La afirmación es particularmente relevante porque contradice la versión entregada por Jackson Malca Alarcón, quien sostiene que Publik EIRL solicitó el estudio por encargo de una marca nacional de billetera digital interesada en ingresar a los mercados de Ayacucho, Tarapoto y Lima.
Tenemos, entonces, dos versiones completamente distintas sobre el mismo estudio. Por un lado, Jackson Malca sostiene que existe un cliente comercial y que Publik EIRL realizó el encargo. Por otro, una fuente al interior de la campaña de Huacoto afirma que el candidato fue quien mandó realizar la encuesta y que Publik EIRL sirvió únicamente como una formalidad para figurar en la documentación.
En ese caso: ¿SE UTILIZÓ A PUBLIK EIRL COMO INTERMEDIARIA PARA OCULTAR AL VERDADERO FINANCIADOR DE LA ENCUESTA?
Y si, por el contrario, la versión de Jackson Malca es la correcta, también corresponde demostrarlo. ¿Dónde está el contrato con la supuesta marca nacional de billetera digital? ¿Quién solicitó exactamente el estudio? ¿Quién pagó? ¿A cuánto ascendió el pago? ¿Existe comprobante, factura o documento contable? ¿Y por qué un estudio supuestamente comercial terminó difundiendo públicamente resultados de intención de voto en plena campaña electoral?
¿UNA ENCUESTA MÁS O UNA JUGADA ELECTORAL?
Una encuesta electoral no es simplemente una fotografía estadística. En una campaña puede convertirse en una poderosa herramienta para construir una percepción pública: puede colocar candidatos, generar sensación de crecimiento, influir sobre electores indecisos y modificar las estrategias de los propios contendores.
Por eso, conocer quién financia una encuesta es tan importante como conocer quién la realiza.
Y aquí aparece una segunda versión que debe ser investigada.
La misma fuente cercana al entorno de Eduardo Huacoto Díaz sostiene además que los resultados publicados fueron modificados, por lo que no corresponden a la verdadera proyección obtenida en campo.
La pregunta, por tanto, debe dirigirse directamente a LP Marketing: ¿PUEDE LA EMPRESA DEMOSTRAR QUE LOS PORCENTAJES PUBLICADOS CORRESPONDEN EXACTAMENTE A LA INFORMACIÓN OBTENIDA DURANTE EL TRABAJO DE CAMPO?
Y, además: ¿PUEDE IDENTIFICAR AL CLIENTE FINAL QUE SOLICITÓ EL ESTUDIO?
La respuesta debería estar respaldada por metodología, documentación y trazabilidad de los datos, así como precisar quién realizó verdaderamente el pago, cuál fue el monto y cómo quedó registrado contablemente.
Al respecto, Ensartes llamó en dos oportunidades, durante la mañana de hoy, a Gerardo Manuel Durán Pérez para obtener sus declaraciones, pero no se obtuvo respuesta.
LOS FANTASMAS DE CAMPAÑAS PASADAS
El episodio también trae a la memoria las anteriores campañas electorales de Wilfredo Oscorima, especialmente las de 2010, 2014 y 2022, procesos en los que también se discutió públicamente el papel de las encuestas y de empresas dedicadas a la medición de opinión pública.
Hoy vuelve a aparecer LP Marketing.

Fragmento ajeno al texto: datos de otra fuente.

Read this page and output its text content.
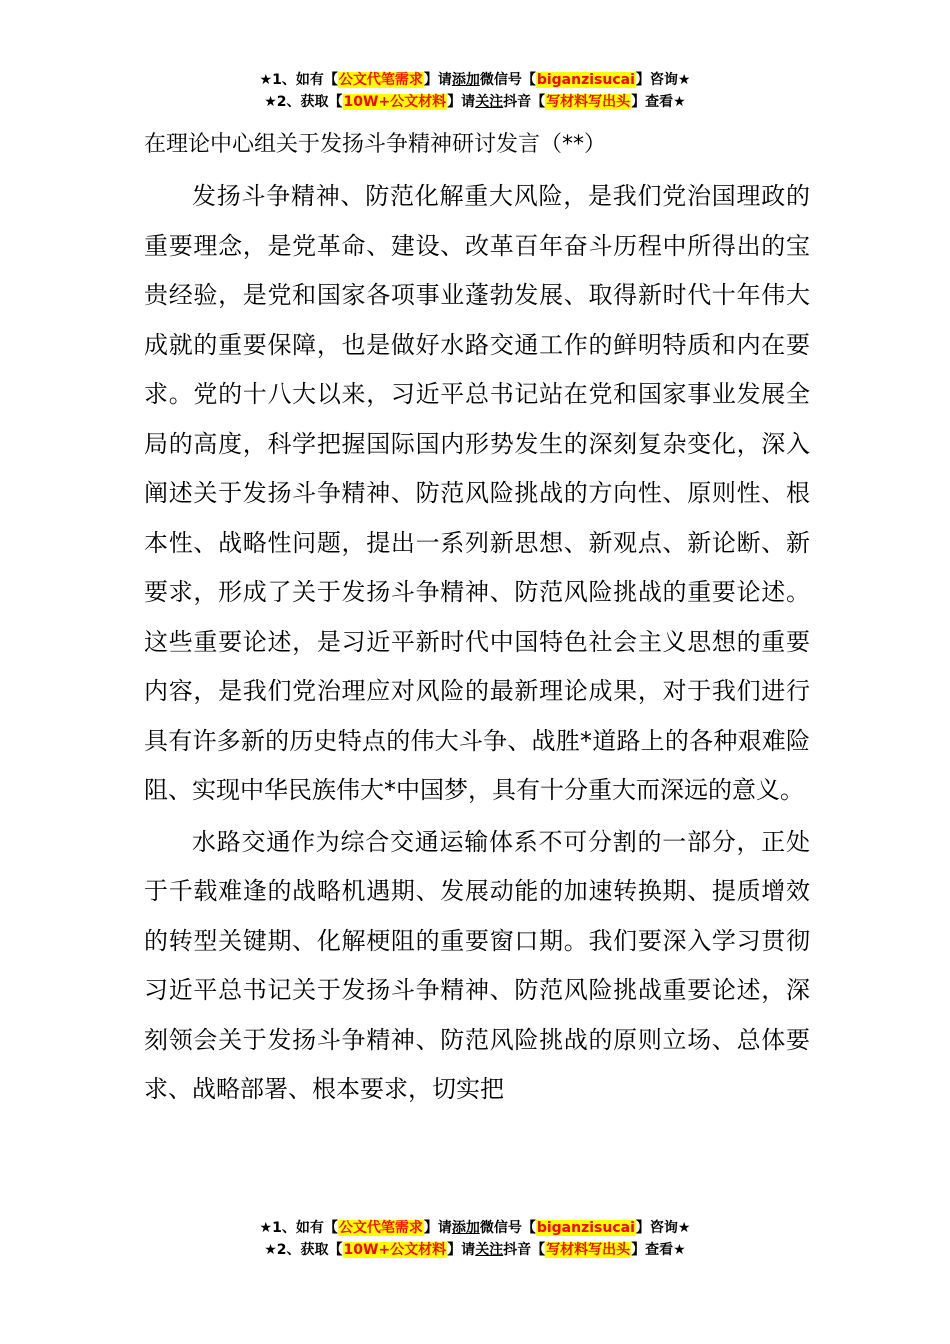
★1、如有【公文代笔需求】请添加微信号【biganzisucai】咨询★
★2、获取【10W+公文材料】请关注抖音【写材料写出头】查看★
在理论中心组关于发扬斗争精神研讨发言（**）

发扬斗争精神、防范化解重大风险，是我们党治国理政的重要理念，是党革命、建设、改革百年奋斗历程中所得出的宝贵经验，是党和国家各项事业蓬勃发展、取得新时代十年伟大成就的重要保障，也是做好水路交通工作的鲜明特质和内在要求。党的十八大以来，习近平总书记站在党和国家事业发展全局的高度，科学把握国际国内形势发生的深刻复杂变化，深入阐述关于发扬斗争精神、防范风险挑战的方向性、原则性、根本性、战略性问题，提出一系列新思想、新观点、新论断、新要求，形成了关于发扬斗争精神、防范风险挑战的重要论述。这些重要论述，是习近平新时代中国特色社会主义思想的重要内容，是我们党治理应对风险的最新理论成果，对于我们进行具有许多新的历史特点的伟大斗争、战胜*道路上的各种艰难险阻、实现中华民族伟大*中国梦，具有十分重大而深远的意义。

水路交通作为综合交通运输体系不可分割的一部分，正处于千载难逢的战略机遇期、发展动能的加速转换期、提质增效的转型关键期、化解梗阻的重要窗口期。我们要深入学习贯彻习近平总书记关于发扬斗争精神、防范风险挑战重要论述，深刻领会关于发扬斗争精神、防范风险挑战的原则立场、总体要求、战略部署、根本要求，切实把

★1、如有【公文代笔需求】请添加微信号【biganzisucai】咨询★
★2、获取【10W+公文材料】请关注抖音【写材料写出头】查看★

Vuelve a aparecer una empresa privada como solicitante y financiadora. Y vuelven a aparecer nombres relacionados, directa o indirectamente, con actores políticos que participan en la actual contienda.
Porque cuando una encuesta aparece financiada por una empresa cuyos propietarios tienen vínculos familiares con personas relacionadas con una campaña electoral, la ciudadanía tiene derecho a preguntar. Y los involucrados tienen el derecho —y también la oportunidad— de aclararlo.

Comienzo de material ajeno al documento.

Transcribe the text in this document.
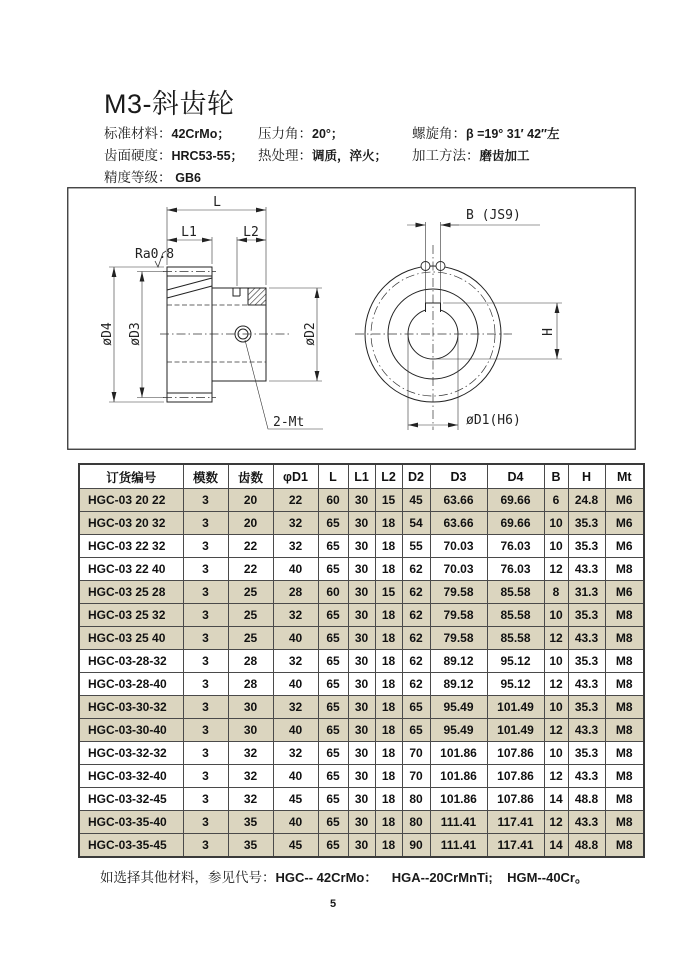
M3-斜齿轮
标准材料：42CrMo； 压力角：20°；	螺旋角：β =19° 31′ 42″左
齿面硬度：HRC53-55； 热处理：调质，淬火； 加工方法：磨齿加工
精度等级： GB6
L
L1	L2
øD4 øD3	øD2
2-Mt
Ra0.8
B (JS9)
H
øD1(H6)
订货编号	模数	齿数	φD1	L	L1	L2	D2	D3	D4	B	H	Mt
HGC-03 20 22	3	20	22	60	30	15	45	63.66	69.66	6	24.8	M6
HGC-03 20 32	3	20	32	65	30	18	54	63.66	69.66	10	35.3	M6
HGC-03 22 32	3	22	32	65	30	18	55	70.03	76.03	10	35.3	M6
HGC-03 22 40	3	22	40	65	30	18	62	70.03	76.03	12	43.3	M8
HGC-03 25 28	3	25	28	60	30	15	62	79.58	85.58	8	31.3	M6
HGC-03 25 32	3	25	32	65	30	18	62	79.58	85.58	10	35.3	M8
HGC-03 25 40	3	25	40	65	30	18	62	79.58	85.58	12	43.3	M8
HGC-03-28-32	3	28	32	65	30	18	62	89.12	95.12	10	35.3	M8
HGC-03-28-40	3	28	40	65	30	18	62	89.12	95.12	12	43.3	M8
HGC-03-30-32	3	30	32	65	30	18	65	95.49	101.49	10	35.3	M8
HGC-03-30-40	3	30	40	65	30	18	65	95.49	101.49	12	43.3	M8
HGC-03-32-32	3	32	32	65	30	18	70	101.86	107.86	10	35.3	M8
HGC-03-32-40	3	32	40	65	30	18	70	101.86	107.86	12	43.3	M8
HGC-03-32-45	3	32	45	65	30	18	80	101.86	107.86	14	48.8	M8
HGC-03-35-40	3	35	40	65	30	18	80	111.41	117.41	12	43.3	M8
HGC-03-35-45	3	35	45	65	30	18	90	111.41	117.41	14	48.8	M8
如选择其他材料，参见代号：HGC-- 42CrMo：    HGA--20CrMnTi;    HGM--40Cr。
5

La explicación de Jackson Malca abre una nueva línea de investigación: si una empresa nacional de billetera digital encargó el estudio, ¿por qué decidió incluir una medición de intención de voto y permitir que esos resultados fueran difundidos en medios locales?
Y si el pago se realizó en efectivo, ¿existe documentación que permita verificar la operación?
Pero la versión recogida desde el entorno de Huacoto plantea una pregunta todavía más delicada: ¿PUBLIK EIRL FUE REALMENTE QUIEN PAGÓ O SOLO APARECIÓ COMO LA EMPRESA QUE FIGURA EN EL PAPEL?
Y que se explique por qué una investigación supuestamente comercial terminó convirtiéndose en una encuesta de intención de voto difundida públicamente en plena carrera electoral.
Los números ya fueron publicados. Ahora falta conocer la historia detrás de los números.